Gozitan University students are not managing to find affordable housing even as lectures start again next week. In any major city students are vulnerable to unaffordable rent prices but here in Malta most students live with ma and pa. Gozitans do not have that luxury. Commuting daily is impractical and unreliable. At least on weekdays they need to be on the main island to be able to use college facilities into the night and make an early start in the morning.
I used to be a student leader in easier days. At that time Gozitan students had disparities with their Malta-based counterparts but they were mainly issues of inconvenience: the commute from hell and the additional expense of rent.
The costs could be mitigated with a few extra hundred euro a year in dedicated stipend payments reserved for Gozitans to compensate for the rental costs in Msida apartments they shared two to a room.
It’s student life after all and though a little bit rougher for them, Gozitans had the closest thing to proper university life as I later only really experienced when I continued my studies elsewhere.
But Msida has changed since then. It has changed especially in the last two to three years. When space in Sliema and San Ġiljan ran out, expats moved to Msida (and Gżira and San Ġwann) happy to pay over a thousand euro monthly for a roof over their heads.
Landlords who charged students a third of that for the same property struck gold. They are under no social obligation to consider the needs of university students. As they see it maximising their return is a right, even a duty.

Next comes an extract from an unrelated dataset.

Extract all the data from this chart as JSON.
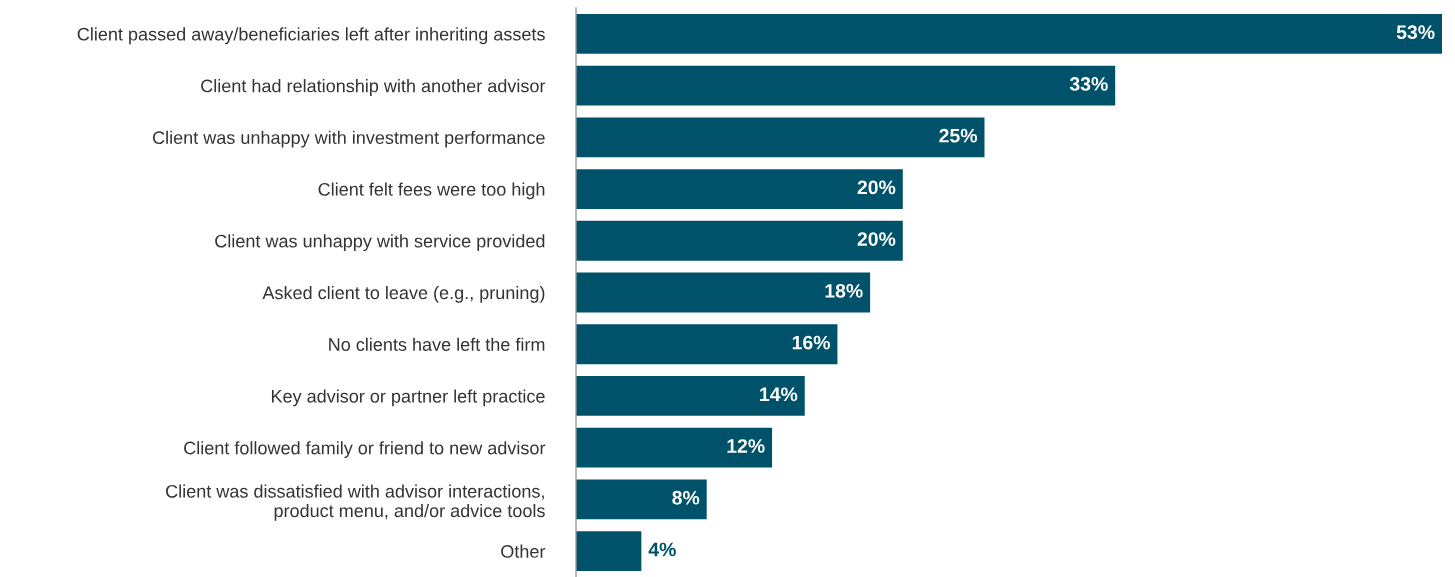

Students – real students who move away from home to study, not the ones that have their mother do their beds every morning – are another vulnerable part of our community that is suffering under the pressure of a failure of our perverse property market.
Anti-student prejudice in a generation who benefited from free education, a state-funded stipend, and the bank of mum and dad, will blind the community to the real hardship suffered by these students.
But Gozitan students are coming upon a reality not seen in Malta since the late 1980s: a barrier to entry to university education. No student can afford to pay a four figure monthly rent, not on a stipend, not on a parental allowance, not on a small income from part-time work, not even on a combination of all three.
At that cost students have to confront the reality that they cannot afford university education and in a society where sinecures and ‘positions of trust’ are granted to the appallingly unqualified and the politically connected, people with connections as much as people without wonder if all the effort is worthwhile after all.
This failed rental market not only causes personal hardship to vulnerable people, but in this case, eats into the intellectual capital our nation’s future relies on.
This is where the state must interfere. We should stop being so bloody puritanical about market intervention when it is clear that the government’s neocon dogma, at the behest of the propertied and the newly wealthy, is making things worse for people and for the country.
Universities the world over provide student accommodation in expensive town centres where rent is charged to recover cost and not to maximise yield from premium real estate. Our university is dependant almost entirely on funding from the national budget. A guarantee from the Finance Minister will allow it to borrow money to acquire and develop properties at a reasonable distance from college in order to accommodate students living away from home.
There never has been a more logical and eminent justification for an addition to the national debt. For what is the state for if not to ensure equality of opportunity?
The Finance Minister assures us all the explosion in rental fees is not a crisis. Certainly from the point of view of landlords it isn’t. Is that as far as the Finance Minister can see?